Never embed a server-side SDK key into a client-side application

Mobile keys are not secret and you can expose them in your client-side code without risk. However, never embed a server-side SDK key into a client-side application.

LDClient must be a singleton

It's important to make LDClient a singleton for each LaunchDarkly project. The client instance maintains internal state that allows LaunchDarkly to serve feature flags without making any remote requests. Do not instantiate a new client with every request.

If you have multiple LaunchDarkly projects, you should use the multiple environments feature. To learn more, read Multiple environments.

The following example shows the simplest way to create the client.

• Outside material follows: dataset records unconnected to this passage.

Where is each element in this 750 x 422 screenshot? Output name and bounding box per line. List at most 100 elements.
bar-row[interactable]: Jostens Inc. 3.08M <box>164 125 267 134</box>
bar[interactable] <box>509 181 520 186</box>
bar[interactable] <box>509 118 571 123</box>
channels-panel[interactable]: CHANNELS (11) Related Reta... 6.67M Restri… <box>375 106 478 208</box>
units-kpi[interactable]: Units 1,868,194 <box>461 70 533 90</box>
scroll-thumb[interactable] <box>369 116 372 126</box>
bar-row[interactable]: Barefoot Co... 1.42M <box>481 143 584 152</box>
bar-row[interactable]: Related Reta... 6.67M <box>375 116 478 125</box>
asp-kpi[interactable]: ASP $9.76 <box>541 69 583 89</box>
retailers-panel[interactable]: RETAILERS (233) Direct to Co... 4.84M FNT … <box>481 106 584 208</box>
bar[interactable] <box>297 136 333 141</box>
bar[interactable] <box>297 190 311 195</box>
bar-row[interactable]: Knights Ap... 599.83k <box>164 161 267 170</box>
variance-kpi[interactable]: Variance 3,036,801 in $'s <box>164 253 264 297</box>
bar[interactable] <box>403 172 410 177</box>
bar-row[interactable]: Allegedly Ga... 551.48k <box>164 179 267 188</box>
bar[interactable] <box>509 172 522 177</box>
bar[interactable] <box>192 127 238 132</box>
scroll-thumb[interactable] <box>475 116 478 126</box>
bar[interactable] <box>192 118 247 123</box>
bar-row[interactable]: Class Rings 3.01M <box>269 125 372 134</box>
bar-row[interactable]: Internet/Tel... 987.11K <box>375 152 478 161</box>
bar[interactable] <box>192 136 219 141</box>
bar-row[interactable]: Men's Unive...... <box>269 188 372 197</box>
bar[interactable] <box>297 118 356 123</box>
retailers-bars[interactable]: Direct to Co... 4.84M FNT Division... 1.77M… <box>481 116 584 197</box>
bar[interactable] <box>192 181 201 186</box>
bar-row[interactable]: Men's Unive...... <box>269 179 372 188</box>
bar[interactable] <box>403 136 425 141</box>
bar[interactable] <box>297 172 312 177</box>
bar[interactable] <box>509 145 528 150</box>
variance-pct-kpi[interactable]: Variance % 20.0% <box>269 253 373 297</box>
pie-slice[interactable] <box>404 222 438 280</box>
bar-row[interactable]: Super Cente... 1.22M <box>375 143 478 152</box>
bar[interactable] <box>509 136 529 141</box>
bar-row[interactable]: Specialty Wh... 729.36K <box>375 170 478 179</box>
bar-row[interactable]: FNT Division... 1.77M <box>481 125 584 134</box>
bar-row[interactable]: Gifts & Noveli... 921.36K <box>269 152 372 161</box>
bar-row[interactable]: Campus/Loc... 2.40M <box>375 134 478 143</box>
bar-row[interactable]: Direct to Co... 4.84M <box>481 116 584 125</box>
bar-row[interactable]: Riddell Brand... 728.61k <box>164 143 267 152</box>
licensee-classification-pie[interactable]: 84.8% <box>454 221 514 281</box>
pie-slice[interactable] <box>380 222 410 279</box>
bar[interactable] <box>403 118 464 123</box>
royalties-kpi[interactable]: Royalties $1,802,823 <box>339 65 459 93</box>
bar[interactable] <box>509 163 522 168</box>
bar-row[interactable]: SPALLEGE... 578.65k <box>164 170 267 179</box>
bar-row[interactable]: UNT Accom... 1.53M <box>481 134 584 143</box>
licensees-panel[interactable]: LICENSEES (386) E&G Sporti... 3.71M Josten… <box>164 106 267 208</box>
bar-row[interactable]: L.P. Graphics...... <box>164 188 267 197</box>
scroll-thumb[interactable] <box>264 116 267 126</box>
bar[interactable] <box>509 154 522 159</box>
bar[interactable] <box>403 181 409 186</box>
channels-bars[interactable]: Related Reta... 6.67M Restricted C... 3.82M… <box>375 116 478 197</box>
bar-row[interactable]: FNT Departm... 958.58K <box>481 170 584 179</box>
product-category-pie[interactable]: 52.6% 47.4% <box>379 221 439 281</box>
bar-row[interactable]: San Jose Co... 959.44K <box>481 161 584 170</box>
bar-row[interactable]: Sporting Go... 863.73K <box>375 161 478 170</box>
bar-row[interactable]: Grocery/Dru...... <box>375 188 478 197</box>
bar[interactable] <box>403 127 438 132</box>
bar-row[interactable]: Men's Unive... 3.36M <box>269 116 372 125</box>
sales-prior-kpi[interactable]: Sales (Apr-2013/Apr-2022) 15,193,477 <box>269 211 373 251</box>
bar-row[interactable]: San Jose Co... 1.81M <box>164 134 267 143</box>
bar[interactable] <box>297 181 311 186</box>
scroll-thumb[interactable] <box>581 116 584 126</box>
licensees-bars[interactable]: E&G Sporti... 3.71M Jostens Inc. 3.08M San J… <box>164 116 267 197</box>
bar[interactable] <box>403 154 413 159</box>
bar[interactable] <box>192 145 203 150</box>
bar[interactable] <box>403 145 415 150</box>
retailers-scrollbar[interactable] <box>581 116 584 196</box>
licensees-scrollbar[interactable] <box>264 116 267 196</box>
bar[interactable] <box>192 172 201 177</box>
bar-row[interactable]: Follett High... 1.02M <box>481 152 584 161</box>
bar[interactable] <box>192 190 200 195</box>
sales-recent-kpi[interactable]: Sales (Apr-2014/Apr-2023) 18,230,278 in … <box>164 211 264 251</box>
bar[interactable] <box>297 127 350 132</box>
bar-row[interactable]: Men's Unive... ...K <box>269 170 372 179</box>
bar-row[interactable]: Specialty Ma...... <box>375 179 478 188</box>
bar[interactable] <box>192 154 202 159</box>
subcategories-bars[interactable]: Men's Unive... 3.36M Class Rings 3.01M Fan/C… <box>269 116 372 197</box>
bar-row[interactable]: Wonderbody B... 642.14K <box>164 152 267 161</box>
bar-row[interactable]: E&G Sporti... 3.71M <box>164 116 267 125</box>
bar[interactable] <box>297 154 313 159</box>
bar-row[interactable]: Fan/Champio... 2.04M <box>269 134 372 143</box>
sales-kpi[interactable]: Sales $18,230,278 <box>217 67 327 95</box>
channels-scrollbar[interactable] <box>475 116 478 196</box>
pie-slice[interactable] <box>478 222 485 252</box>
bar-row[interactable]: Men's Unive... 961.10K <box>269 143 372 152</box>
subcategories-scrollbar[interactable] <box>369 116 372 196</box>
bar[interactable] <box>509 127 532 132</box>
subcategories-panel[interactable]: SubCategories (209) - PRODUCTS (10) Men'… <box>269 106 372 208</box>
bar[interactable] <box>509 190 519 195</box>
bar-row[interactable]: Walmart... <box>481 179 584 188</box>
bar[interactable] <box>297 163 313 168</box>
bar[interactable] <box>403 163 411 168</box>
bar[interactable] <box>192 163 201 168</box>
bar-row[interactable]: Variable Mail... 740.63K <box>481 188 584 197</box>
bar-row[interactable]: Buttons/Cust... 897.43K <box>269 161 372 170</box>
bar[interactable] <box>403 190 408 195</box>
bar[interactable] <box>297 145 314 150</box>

It will block for up to five seconds until the latest feature flags are retrieved from LaunchDarkly.

In the v4 example, the context key is "context-key-123abc". In the v3 example, the user key is "user-key-123abc".

Here is how to create the client:

LDConfig ldConfig = new LDConfig.Builder(AutoEnvAttributes.Enabled)
.mobileKey("mobile-key-123abc")
.build();
LDContext context = LDContext.create("context-key-123abc");
LDClient client = LDClient.init(this.getApplication(), ldConfig, context, 5);

However, calling blocking code from the main thread in an Android app is not a best practice. The preferred method allows you to use the client immediately. The app stores flags from the previous launch on the device and retrieves them for immediate use. The client still connects in the background and continually updates itself with the latest flags.

Making feature flags available to this SDK

You must make feature flags available to mobile SDKs before the SDK can evaluate those flags. If an SDK tries to evaluate a feature flag that is not available, the context will receive the fallback value for that flag.

To make a flag available to this SDK, check the SDKs using Mobile key checkbox during flag creation, or on the flag's Settings tab. To make all of a project's flags available to this SDK by default, check the SDKs using Mobile key checkbox in your project Settings.

Here is the preferred method:

LDClient client = LDClient.init(this.getApplication(), ldConfig, context, 0);

You can use client to check which variation a particular context will receive for a feature flag.

Here's how:

boolean showFeature = client.boolVariation(flagKey, true);
if (showFeature) {
// Application code to show the feature
}
else {
// The code to run if the feature is off
}

Shut down the client

Shut down the client when your application terminates. To learn more, read Shutting down.

Data collection

The data collected by the Android SDK persists until the number of cached contexts exceeds a limit. When you call identify, the number of cached contexts increments. Eventually, the number of cached contexts exceeds maxCachedContexts. When that happens, the SDK deletes context data in excess of maxCachedContext, starting with the oldest context first.